网页分类问题的介绍以及数据集的下载,见基于决策树的网页分类(Python+Spark实现)

import sys
from time import time
import pandas as pd
import matplotlib.pyplot as plt
from pyspark import SparkConf, SparkContext
from pyspark.mllib.classification import SVMWithSGD
from pyspark.mllib.regression import LabeledPoint
import numpy as np
from pyspark.mllib.evaluation import BinaryClassificationMetrics
from pyspark.mllib.feature import StandardScaler


def SetLogger( sc ):
    logger = sc._jvm.org.apache.log4j
    logger.LogManager.getLogger("org"). setLevel( logger.Level.ERROR )
    logger.LogManager.getLogger("akka").setLevel( logger.Level.ERROR )
    logger.LogManager.getRootLogger().setLevel(logger.Level.ERROR)    

def SetPath(sc):
    global Path
    if sc.master[0:5]=="local" :
        Path="D:\\data\\input\\"
    else:   
        Path="hdfs://master:9000/user/hduser/"
#如果要在cluster模式运行(hadoop yarn 或Spark Stand alone),请按照书上的说明,先把文件上传到HDFS目录

def get_mapping(rdd, idx):
    return rdd.map(lambda fields: fields[idx]).distinct().zipWithIndex().collectAsMap()
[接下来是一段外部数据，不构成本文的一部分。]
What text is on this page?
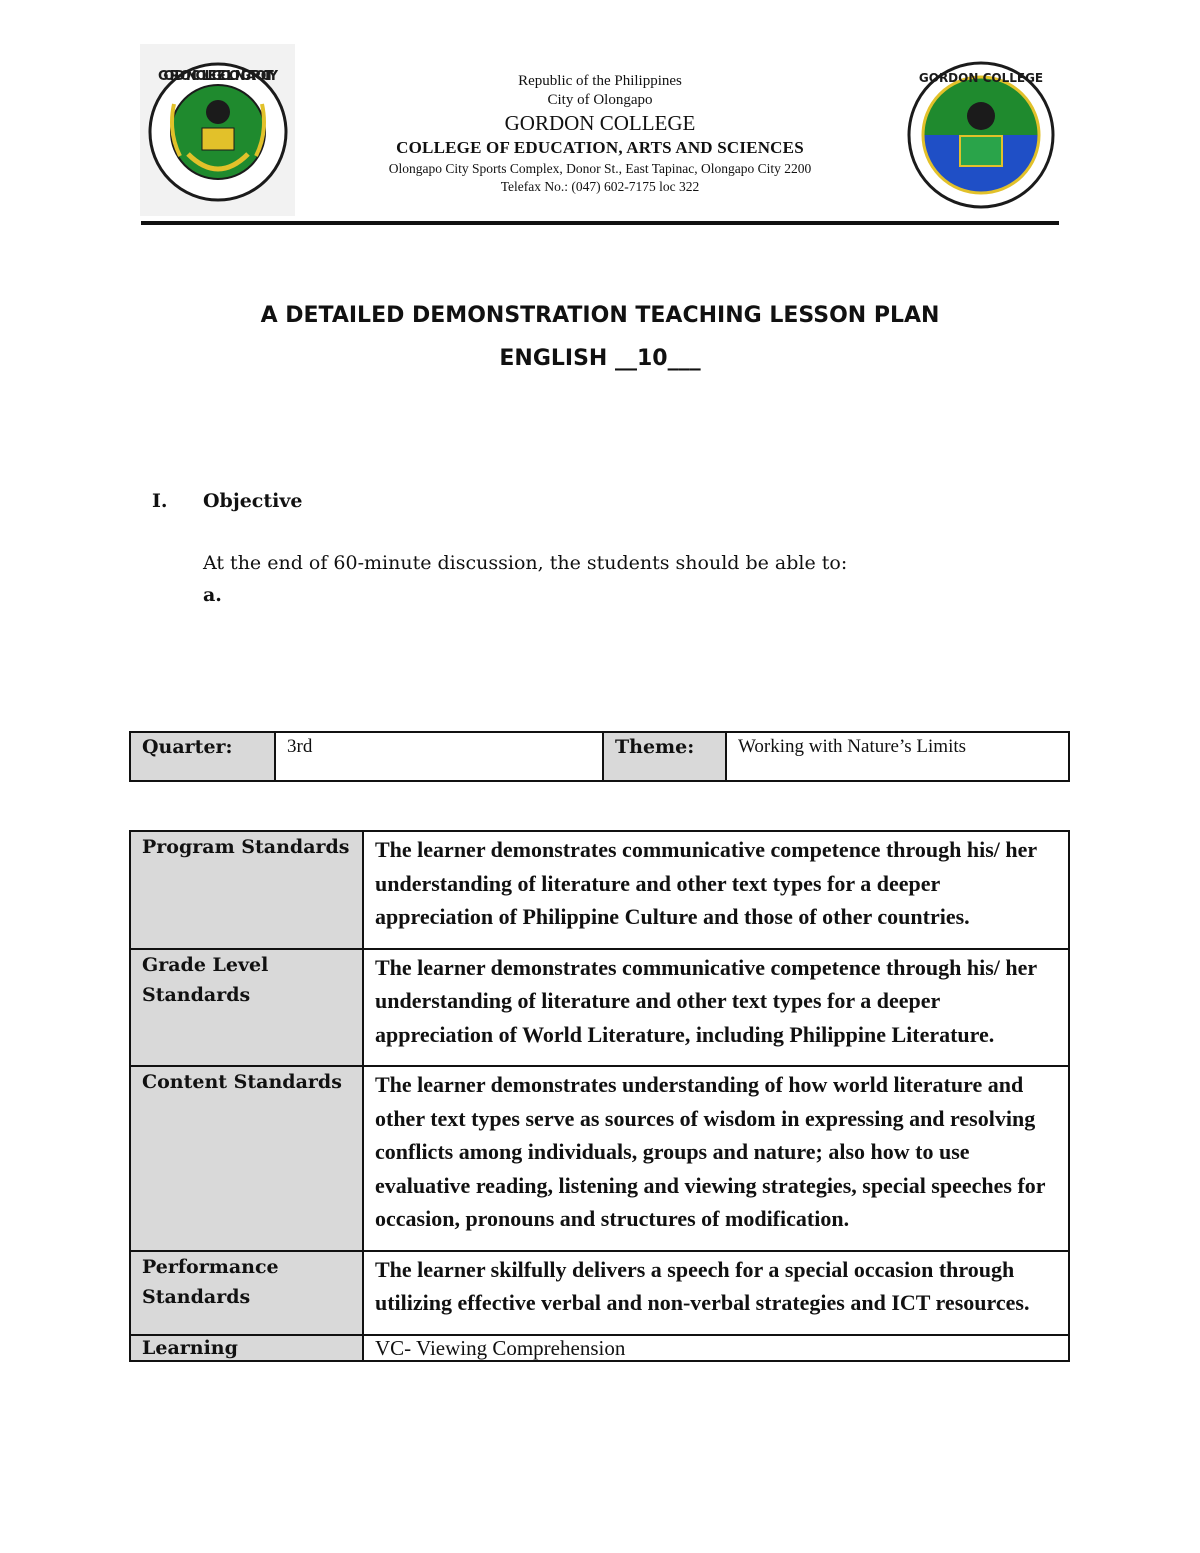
GORDON COLLEGE OLONGAPO CITY	Republic of the Philippines
City of Olongapo
GORDON COLLEGE
COLLEGE OF EDUCATION, ARTS AND SCIENCES
Olongapo City Sports Complex, Donor St., East Tapinac, Olongapo City 2200
Telefax No.: (047) 602-7175 loc 322
GORDON COLLEGE
A DETAILED DEMONSTRATION TEACHING LESSON PLAN
ENGLISH __10___
I. Objective
At the end of 60-minute discussion, the students should be able to:
a.
Quarter:	3rd	Theme:	Working with Nature’s Limits
Program Standards	The learner demonstrates communicative competence through his/ her understanding of literature and other text types for a deeper appreciation of Philippine Culture and those of other countries.
Grade Level Standards	The learner demonstrates communicative competence through his/ her understanding of literature and other text types for a deeper appreciation of World Literature, including Philippine Literature.
Content Standards	The learner demonstrates understanding of how world literature and other text types serve as sources of wisdom in expressing and resolving conflicts among individuals, groups and nature; also how to use evaluative reading, listening and viewing strategies, special speeches for occasion, pronouns and structures of modification.
Performance Standards	The learner skilfully delivers a speech for a special occasion through utilizing effective verbal and non-verbal strategies and ICT resources.
Learning	VC- Viewing Comprehension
def extract_label(record):
    label=(record[-1])
    return float(label)

def extract_features(field,categoriesMap,featureEnd):
    categoryIdx = categoriesMap[field[3]]
    categoryFeatures = np.zeros(len(categoriesMap))
    categoryFeatures[categoryIdx] = 1
    numericalFeatures=[convert_float(field)  for  field in field[4: featureEnd]]    
    return  np.concatenate(( categoryFeatures, numericalFeatures))

def convert_float(x):
    return (0 if x=="?" else float(x))

def PrepareData(sc): 
    #----------------------1.导入并转换数据-------------
    print("开始导入数据...")
    rawDataWithHeader = sc.textFile(Path+"webpage_classify\\train.tsv")
    header = rawDataWithHeader.first() 
    rawData = rawDataWithHeader.filter(lambda x:x !=header)    
    rData=rawData.map(lambda x: x.replace("\"", ""))    
    lines = rData.map(lambda x: x.split("\t"))
    print("共计:" + str(lines.count()) + "项")
    #----------------------2.建立训练评估所需数据 RDD[LabeledPoint]-------------
    print ("标准化之前:")
    categoriesMap = lines.map(lambda fields: fields[3]). \
                                        distinct().zipWithIndex().collectAsMap()
    labelRDD = lines.map(lambda r:  extract_label(r))
    featureRDD = lines.map(lambda r:  extract_features(r,categoriesMap,len(r) - 1))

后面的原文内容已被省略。